Ausstellung über Aufklärung in China: "Gefühle des Volkes verletzt"

Die deutsch-chinesische Ausstellung "Kunst der Aufklärung" eröffnet mit einem Skandal. Die Regierung in Peking verweigert einem Schriftsteller ein Visum.

Hier wird die bisher größte und teuerste deutsche Ausstellung im Ausland gezeigt: Nationalmuseum in Peking. Bild: dapd

PEKING taz | Der Skandal ist schon da, noch bevor das große chinesisch-deutsche Kulturereignis beginnt, zu dem Außenminister Guido Westerwelle (FDP) am Donnerstag eigens nach Peking kam: die Ausstellung "Kunst der Aufklärung" im Nationalmuseum am Tiananmenplatz, die am Freitag eröffnet wird. Chinas Regierung hat einem Mitglied der deutschen Delegation, dem Sinologen und Schriftsteller Tilman Spengler, das Visum verweigert. Begründung: Spengler sei "kein Freund des chinesischen Volkes".

Damit bestraft das Regime den China-Kenner dafür, dass er in Deutschland eine Laudatio auf den Friedensnobelpreisträger Liu Xiaobo gehalten hatte. Der war 2009 wegen "Anstiftung zur Untergrabung der Staatsgewalt" zu elf Jahren Haft verurteilt worden. Vor Journalisten rechtfertigte Dong Junxin vom Kulturbüro der Stadt Peking die Entscheidung seiner Regierung. Spengler habe "die Gefühle des chinesischen Volkes verletzt". Das alles habe aber nichts mit der Ausstellung zu tun, so Dong, und nichts mit dem Besuch Westerwelles.

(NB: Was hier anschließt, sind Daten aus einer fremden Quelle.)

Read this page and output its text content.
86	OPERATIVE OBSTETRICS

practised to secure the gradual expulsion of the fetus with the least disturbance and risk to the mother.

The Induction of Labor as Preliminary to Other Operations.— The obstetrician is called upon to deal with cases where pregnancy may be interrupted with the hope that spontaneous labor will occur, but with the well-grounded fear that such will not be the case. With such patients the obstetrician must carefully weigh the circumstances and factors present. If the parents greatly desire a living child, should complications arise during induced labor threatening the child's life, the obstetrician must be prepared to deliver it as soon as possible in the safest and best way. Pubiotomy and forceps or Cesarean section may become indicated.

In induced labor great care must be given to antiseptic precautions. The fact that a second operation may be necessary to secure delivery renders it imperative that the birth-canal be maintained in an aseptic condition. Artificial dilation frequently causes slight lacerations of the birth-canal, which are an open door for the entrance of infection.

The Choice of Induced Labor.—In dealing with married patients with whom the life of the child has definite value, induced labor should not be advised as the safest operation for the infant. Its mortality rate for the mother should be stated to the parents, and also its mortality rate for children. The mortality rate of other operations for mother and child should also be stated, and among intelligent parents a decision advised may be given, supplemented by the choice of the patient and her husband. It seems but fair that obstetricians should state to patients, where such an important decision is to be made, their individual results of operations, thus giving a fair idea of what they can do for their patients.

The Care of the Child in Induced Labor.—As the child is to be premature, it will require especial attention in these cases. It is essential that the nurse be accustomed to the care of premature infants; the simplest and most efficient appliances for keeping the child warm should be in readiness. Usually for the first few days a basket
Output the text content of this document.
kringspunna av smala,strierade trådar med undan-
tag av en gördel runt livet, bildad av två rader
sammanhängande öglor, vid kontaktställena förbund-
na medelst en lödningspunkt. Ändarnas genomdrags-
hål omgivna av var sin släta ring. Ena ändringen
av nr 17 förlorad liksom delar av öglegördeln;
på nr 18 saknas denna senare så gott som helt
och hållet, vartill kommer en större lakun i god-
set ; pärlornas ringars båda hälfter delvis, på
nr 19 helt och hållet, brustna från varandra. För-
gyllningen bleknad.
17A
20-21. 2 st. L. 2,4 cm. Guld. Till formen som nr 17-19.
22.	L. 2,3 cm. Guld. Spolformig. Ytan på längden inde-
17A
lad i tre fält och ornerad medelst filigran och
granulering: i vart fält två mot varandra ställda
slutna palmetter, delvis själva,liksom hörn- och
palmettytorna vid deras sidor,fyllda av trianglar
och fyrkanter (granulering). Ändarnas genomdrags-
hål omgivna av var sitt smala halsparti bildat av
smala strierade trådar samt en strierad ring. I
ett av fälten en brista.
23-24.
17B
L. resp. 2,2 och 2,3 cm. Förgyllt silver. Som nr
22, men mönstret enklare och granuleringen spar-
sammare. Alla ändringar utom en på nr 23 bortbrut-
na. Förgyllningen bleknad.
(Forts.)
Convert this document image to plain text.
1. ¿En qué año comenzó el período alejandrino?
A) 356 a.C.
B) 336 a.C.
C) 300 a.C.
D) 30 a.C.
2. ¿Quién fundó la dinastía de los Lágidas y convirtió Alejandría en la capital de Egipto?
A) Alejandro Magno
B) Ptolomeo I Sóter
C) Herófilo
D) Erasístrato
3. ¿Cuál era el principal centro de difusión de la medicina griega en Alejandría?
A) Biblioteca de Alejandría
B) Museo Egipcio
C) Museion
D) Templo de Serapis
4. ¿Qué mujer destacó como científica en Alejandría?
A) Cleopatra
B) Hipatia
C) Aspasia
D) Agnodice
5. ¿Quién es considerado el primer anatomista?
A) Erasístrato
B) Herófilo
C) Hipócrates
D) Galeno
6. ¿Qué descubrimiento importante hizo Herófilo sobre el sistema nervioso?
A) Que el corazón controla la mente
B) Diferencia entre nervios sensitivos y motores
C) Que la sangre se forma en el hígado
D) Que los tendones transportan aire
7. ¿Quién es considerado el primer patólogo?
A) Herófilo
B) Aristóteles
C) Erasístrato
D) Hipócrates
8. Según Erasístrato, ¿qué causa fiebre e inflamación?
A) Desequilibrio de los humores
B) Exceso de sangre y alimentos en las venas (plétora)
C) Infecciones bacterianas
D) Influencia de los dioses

Dieser erklärte am Donnerstag, er werde "über den Vorfall" mit seinem Amtskollegen Yang Jiechi am Freitag sprechen. Er bedauere Pekings Entscheidung sehr. Bei einem Treffen mit Vizepremier Li Keqiang am Nachmittag habe er sich bereits für bessere Arbeitsbedingungen ausländischer Korrespondenten in China eingesetzt, die sich über zunehmende Einschränkungen beklagt hatten.

Hoffnungen enttäuscht

Mit Spenglers Einreiseverbot konnte die deutsche Delegation ihre Hoffnungen auf die möglichst konfliktfreie Einweihung eines Projekts begraben, das in Deutschland viel Wirbel ausgelöst hatte: eine Gemeinschaftsschau der staatlichen Museen Berlins, Dresdens und Münchens, die ein Jahr lang 580 Werke aus ihren Sammlungen im gerade neu eröffneten Nationalmuseums zeigen. Darunter sind Werke von Caspar David Friedrich, Goya und Watteau, aber auch ein Selbstporträt von Andy Warhol und ein Holzkopf von Baselitz - als Beispiele für Nachwirkungen der Ideen der Aufklärung bis in die heutige Zeit. Die Schau auf 2.700 Quadratmetern kostet 10 Millionen Euro, wovon Berlin den Großteil zahlt.

Die Gemälde, Grafiken, Möbel, Kleidungsstücke und Geräte aus dem Europa des 18. Jahrhunderts sollen einen Eindruck aus dem Leben in einer Epoche der politischen, sozialen und wissenschaftlichen Revolutionen geben. Martin Roth, Leiter der Dresdner Sammlungen, zitierte Immanuel Kants: "Aufklärung ist der Ausgang des Menschen aus seiner selbst verschuldeten Unmündigkeit". Roth sprach, ebenso wie Bernhardt Lorentz von der nordrhein-westfälischen Privatstiftung Mercator, am Donnerstag sein "Bedauern darüber aus, dass der Sinologe Spengler "nicht hier sein kann". Spengler gehörte zu den Beratern eines von der Stiftung mit 1,5 Millionen Euro finanzierten Begleitprogramms.

Chinesische Medien hatten das Großprojekt in den vergangenen Wochen weitgehend ignoriert. Am Donnerstag veröffentlichte das Parteiblatt Volkszeitung dann ein allgemein gehaltenes Interview mit den Direktoren der drei deutschen Museen. Die europäische Epoche der "Qimeng" (Aufklärung) gilt in China in der Regel nicht als politisch heikel, sondern als Vorläuferin von Wissenschaftlichkeit und von Philosophien wie dem Marxismus.

Die Aufklärungs-Ausstellung ist zwar die größte deutsche Kunstschau, die jemals ins Ausland gebracht wurde. Sie ist aber nur eine von mehreren, die dieser Tage in neu eröffneten Hallen des mit fast 200.000 Quadratmetern weltgrößten Museumsgebäudes gezeigt werden - und sie kommt zu einer Zeit, in der täglich neue Verhaftungen chinesischer Bürgerrechtler bekannt werden.